Legislation making its way through the House would require informed and written consent for DNA collection or disclosure, and would increase penalties for those who violate the law.
The unlawful use of DNA bill (HB 833), sponsored by Polk City Rep. Josie Tomkow, garnered the support of the House Criminal Justice and Public Safety Subcommittee during a meeting Wednesday with a 16-0 vote.
Informed consent was already a requirement for DNA collection. Violation of that law carried with it a first-degree misdemeanor charge.
The new legislation would require written consent to also be obtained and increase penalties depending on how the DNA was used.
“This legislation is a first step to deter individuals and others who might steal DNA to gain access to your private information, and then use it against you,” Tomkow said.
For collecting another person’s DNA, violators could be charged with a first-degree misdemeanor. For submitting another person’s DNA for analysis or for sharing the results of someone else’s DNA analysis, violators could be charged with a third degree felony.
Exceptions include DNA analysis used in criminal investigations or prosecutions, to determine paternity or for entering information into the Florida Department of Law Enforcement’s criminal DNA database.
As currently written, there is no terminology in the bill allowing exceptions for defense attorneys to collect DNA without written and informed consent.
A representative from Ancestry.com spoke at the hearing as a proponent of the legislation though requested language to “improve” the definition of consent in the bill to add more clear terminology around genetic data collection and use.
During the meeting, House Representatives on both sides praised the legislation.
“Everything that embodies our being is in our DNA, and we need to do whatever it takes to protect that under the law,” Miami Democratic Rep.

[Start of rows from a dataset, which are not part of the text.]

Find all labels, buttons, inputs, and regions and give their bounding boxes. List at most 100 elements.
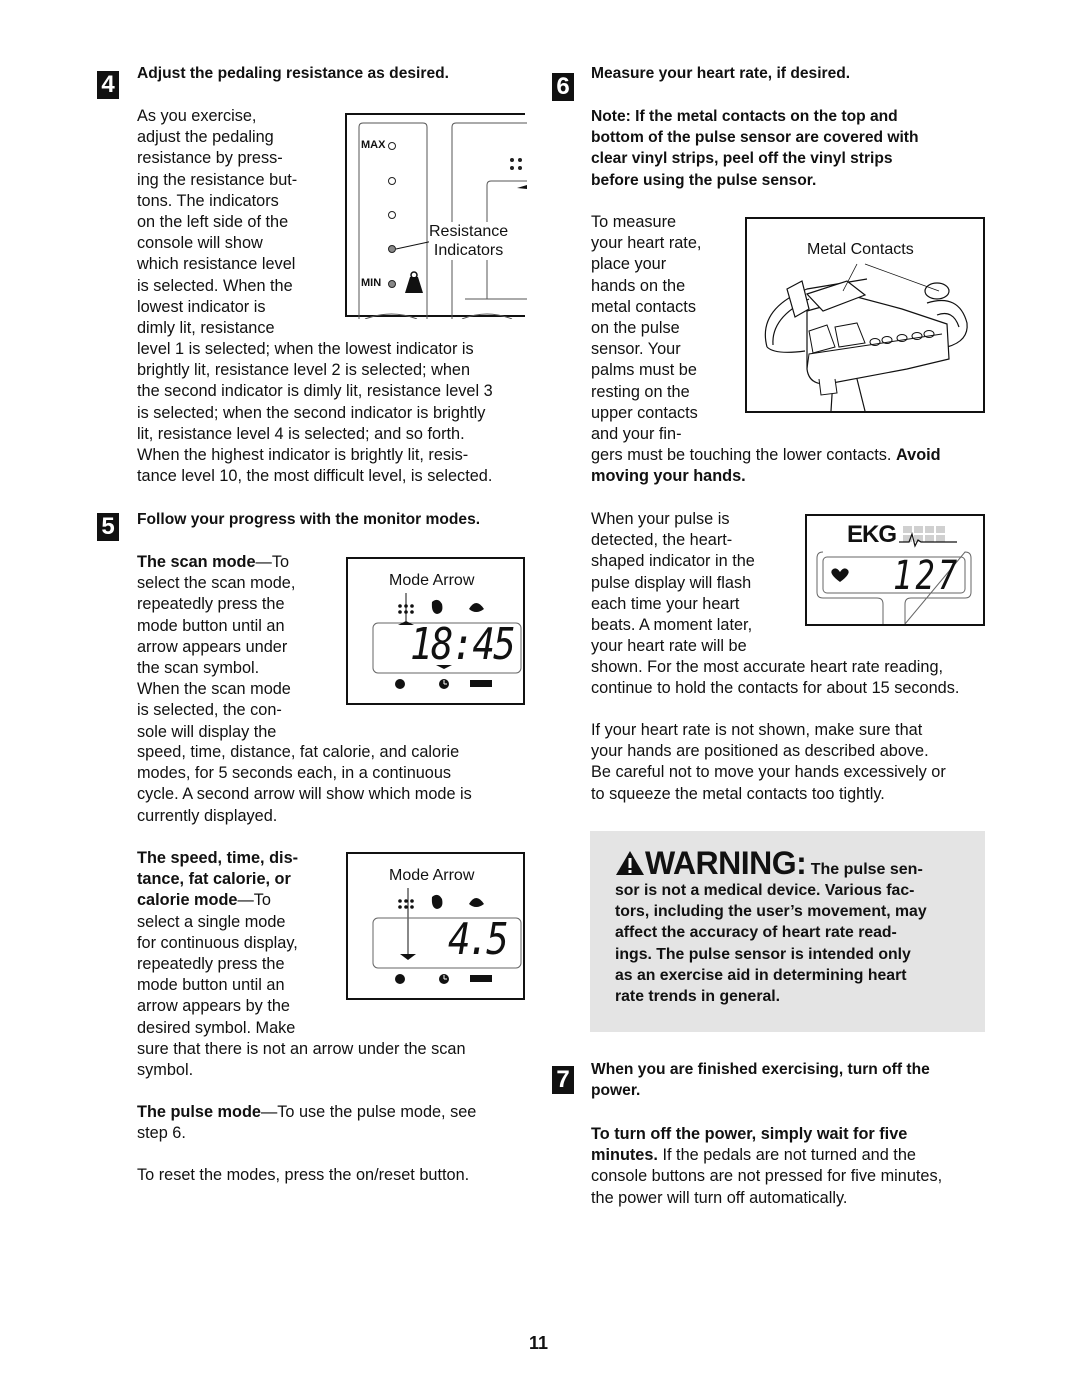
- text-line: dimly lit, resistance: [137, 319, 275, 338]
- measure-full: gers must be touching the lower contacts…: [591, 445, 941, 487]
- metal-contacts-figure: Metal Contacts: [745, 217, 985, 413]
- heart-icon: [831, 568, 849, 582]
- text-line: the power will turn off automatically.: [591, 1188, 848, 1207]
- text-line: When the highest indicator is brightly l…: [137, 446, 469, 465]
- step-4-heading: Adjust the pedaling resistance as desire…: [137, 65, 449, 82]
- text-line: currently displayed.: [137, 806, 278, 825]
- text-line: bottom of the pulse sensor are covered w…: [591, 129, 919, 147]
- text-line: repeatedly press the: [137, 595, 285, 614]
- text-line: as an exercise aid in determining heart: [615, 966, 907, 984]
- single-mode-wrapped: The speed, time, dis- tance, fat calorie…: [137, 848, 298, 1039]
- text-line: tance level 10, the most difficult level…: [137, 467, 493, 486]
- step-number-5: 5: [97, 513, 119, 541]
- text-line: desired symbol. Make: [137, 1018, 296, 1037]
- text-line: ing the resistance but-: [137, 170, 298, 189]
- mode-arrow-label: Mode Arrow: [389, 867, 475, 884]
- step-5-heading: Follow your progress with the monitor mo…: [137, 511, 481, 528]
- text-line: To turn off the power, simply wait for f…: [591, 1125, 908, 1143]
- pulse-mode-title: The pulse mode: [137, 1103, 261, 1121]
- resistance-indicators-figure: MAX MIN Resistance Indicators: [345, 113, 527, 319]
- reset-text: To reset the modes, press the on/reset b…: [137, 1166, 470, 1184]
- scan-mode-title: The scan mode: [137, 553, 256, 571]
- text-line: minutes.: [591, 1146, 658, 1165]
- text-line: detected, the heart-: [591, 531, 733, 550]
- text-line: —To use the pulse mode, see: [260, 1103, 477, 1121]
- warning-body: sor is not a medical device. Various fac…: [615, 880, 927, 1007]
- text-line: to squeeze the metal contacts too tightl…: [591, 784, 885, 803]
- text-line: power.: [591, 1082, 641, 1100]
- single-mode-title-line: calorie mode: [137, 891, 238, 910]
- text-line: on the left side of the: [137, 213, 289, 232]
- warning-triangle-icon: [616, 851, 644, 875]
- text-line: brightly lit, resistance level 2 is sele…: [137, 361, 471, 380]
- text-line: your heart rate will be: [591, 637, 747, 656]
- pulse-detected-full: shown. For the most accurate heart rate …: [591, 657, 959, 699]
- text-line: console will show: [137, 234, 263, 253]
- text-line: ings. The pulse sensor is intended only: [615, 945, 911, 963]
- text-line: cycle. A second arrow will show which mo…: [137, 785, 472, 804]
- text-line: affect the accuracy of heart rate read-: [615, 924, 897, 942]
- warning-first-line: WARNING: The pulse sen-: [615, 845, 923, 882]
- page-number: 11: [529, 1333, 549, 1353]
- text-line: modes, for 5 seconds each, in a continuo…: [137, 764, 452, 783]
- text-line: speed, time, distance, fat calorie, and …: [137, 743, 460, 761]
- text-line: which resistance level: [137, 255, 296, 274]
- single-mode-title-line: The speed, time, dis-: [137, 849, 299, 867]
- text-line: repeatedly press the: [137, 955, 285, 974]
- text-line: tors, including the user’s movement, may: [615, 903, 927, 921]
- text-line: arrow appears under: [137, 637, 288, 656]
- heart-rate-readout: 127: [893, 553, 961, 599]
- text-line: and your fin-: [591, 425, 682, 444]
- text-line: If your heart rate is not shown, make su…: [591, 721, 923, 739]
- heart-rate-not-shown-text: If your heart rate is not shown, make su…: [591, 720, 946, 805]
- text-line: select the scan mode,: [137, 574, 296, 593]
- text-line: symbol.: [137, 1061, 194, 1080]
- step-4-body-full: level 1 is selected; when the lowest ind…: [137, 339, 493, 487]
- vinyl-strip-note: Note: If the metal contacts on the top a…: [591, 106, 919, 191]
- scan-mode-wrapped: The scan mode—To select the scan mode, r…: [137, 552, 295, 743]
- text-line: lit, resistance level 4 is selected; and…: [137, 424, 465, 443]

James Bush said.
A Senate companion bill (SB 1140) has not yet been heard in any of its three assigned committees.
This latest DNA privacy legislation builds on legislation from last Session when Florida became the first state to prevent life, disability and long-term care insurance providers from using DNA analyses for making coverage decisions without the owner of the DNA’s consent. The rising popularity of DNA testing kits like 23andMe spurred lawmakers to expand protections.
That law’s main driver, Chris Sprowls, is now House Speaker.
Sprowls has voiced support for this year’s unlawful use of DNA bill.
Proponents of the legislation say the need for legislation is perfectly illustrated in a high-profile series of lawsuits out of Palm Beach covering alleged defamation and a hate-mail campaign involving Marvel Chairman Isaac Perlmutter and his wife.
According to an attorney for Perlmutter, an attorney for the other party in the lawsuits created paper exhibits treated with chemicals designed to gather DNA from any person the paper touched. The attorney surreptitiously made sure Perlmutter touched the paper during a deposition and collected a water bottle Perlmutter’s wife used during her deposition. Both items were used to perform a DNA analysis and compare the results to the DNA and fingerprints left on the hate mail.
The judge in the case stated that “no binding authority has ever definitively answered the question of whether genetic material such as DNA constitutes “property.”
Perlmutter is suing over the DNA collection.
An attorney for Perlmutter spoke at the hearing as a proponent of the new bill.
“As a misdemeanor it doesn’t have teeth, and it needs teeth,” he said.